Quello delle false fatturazioni è un argomento alquanto delicato e spinoso, che ha visto succedersi nel tempo tantissimi rilievi e controversie, nonché una giurisprudenza non sempre univoca e conforme. Gli interrogativi sono diversi: come è possibile che l’imprenditore non si renda conto che sta contabilizzando una fattura falsa? Chi ha l’onere di dimostrare, in sede di accertamento, che l’operazione rappresentata dalla fattura non è mai stata posta in essere? Quali sono le conseguenze? Abbiamo preparato per voi un piccolo inquadramento del tema.
Sempre più spesso, in sede di accertamento viene contestato l’utilizzo di fatture false, che fanno cioè riferimento, secondo i verificatori, ad operazioni o a soggetti inesistenti. Le fatture, quindi, si dicono inesistenti:
- sul piano oggettivo, quando si riferiscono alla cessione di un bene o alla prestazione di un servizio in realtà mai avvenuta o avvenuta solo in parte;
- sul piano soggettivo, quando si riferiscono alla cessione di un bene o alla prestazione di un servizio realmente avvenuta, ma l’emittente la fattura non è il soggetto che ha effettivamente effettuato l’operazione, ma un terzo soggetto, estraneo all’operazione stessa.
Nel primo caso l’Amministrazione Finanziaria contesta sia la detrazione dell’IVA che la deduzione del costo da parte dell’acquirente. Se però i beni fittiziamente acquistati vengono altrettanto fittiziamente rivenduti, si assiste ad una “neutralizzazione” dei ricavi fino all’ammontare dei costi ritenuti indeducibili (art.8 del DL 16/2012: in sede di accertamento, i componenti positivi direttamente afferenti costi e spese non sostenuti, devono essere decurtati dal totale dei ricavi dichiarati dal contribuente, nella misura in cui i falsi costi non sono stati ammessi in detrazione). Nelle operazioni oggettivamente inesistenti è indubbia la partecipazione dell’acquirente alla frode: di norma non è possibile che un imprenditore riceva dei documenti e ne deduca gli importi senza aver comprato, di fatto, nulla.
La seconda fattispecie è abbastanza frequente e spesso nasconde la rivendita di merce acquistata “in nero”. In questo caso, infatti, la giacenza fisica di magazzino è ovviamente superiore rispetto la giacenza rilevabile dai registri di carico e scarico ed è pertanto necessario “bilanciare” tali giacenze con una falsa fattura di acquisto emessa da parte di un terzo soggetto compiacente.

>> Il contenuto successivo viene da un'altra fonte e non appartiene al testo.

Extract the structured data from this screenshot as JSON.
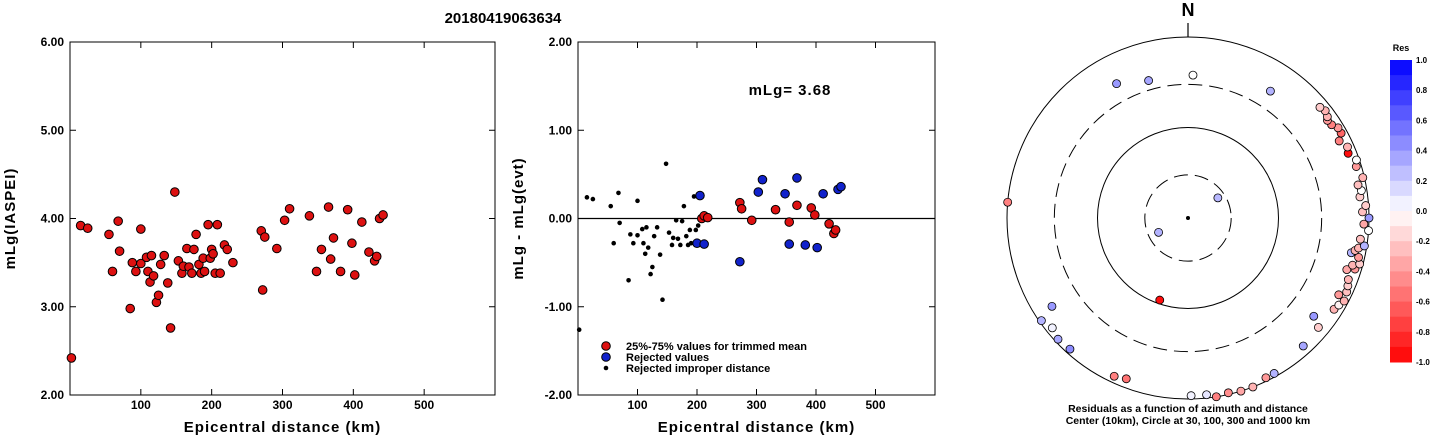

Nel ramo delle prestazioni di servizi, il caso più frequente è rappresentato da fornitori che emettono fatture, ma non sono in regola con gli adempimenti fiscali: per esempio, recentemente sono state rilevate nel settore edile prestazioni rese da soggetti titolari di partita IVA che emettono fattura ma omettono tutti gli adempimenti fiscali. L’amministrazione ritiene le fatture emesse soggettivamente inesistenti e contesta la detrazione dell’IVA da parte dell’acquirente (il quale però non conosce la posizione fiscale del proprio fornitore e non trae alcun beneficio dalla frode descritta).
Si possono riscontrare anche casi molto più semplici, casi in cui l’imprenditore non è consapevole del fatto di aver ricevuto una fattura falsa: per gli acquisti che si fanno su Internet, per esempio, come si può essere sicuri che il soggetto emittente la fattura sia anche il soggetto cedente?
E’ evidente che la questione della consapevolezza o meno dell’imprenditore di aver dedotto costi e detratto IVA a fronte di fatture soggettivamente inesistenti non è di poco conto, ed è infatti anche per questo motivo che le sentenze di Cassazione si sono succedute con esiti a volte discordanti.
Difficile individuare con certezza chi ha l’onere della prova. In linea generale e secondo il più recente orientamento della Cassazione, si può anche in questo caso operare un distinguo tra fatture oggettivamente inesistenti e fatture soggettivamente inesistenti:
- nel caso di operazioni oggettivamente inesistenti, deve essere l’Amministrazione Finanziaria a provare l’inesistenza delle fatture, quando fornisce elementi oggettivi che dimostrino in modo certo e diretto che l’operazione contestata non è mai avvenuta (sentenza n. 17959 del 24 luglio 2013);
- nel caso di operazioni soggettivamente inesistenti, spetta al contribuente che ha detratto l’IVA fornire la prova contraria che il cedente/prestatore non è un soggetto fittiziamente interposto e che l’operazione è stata realmente conclusa con esso (sentenza n. 16857 del 5 luglio 2013).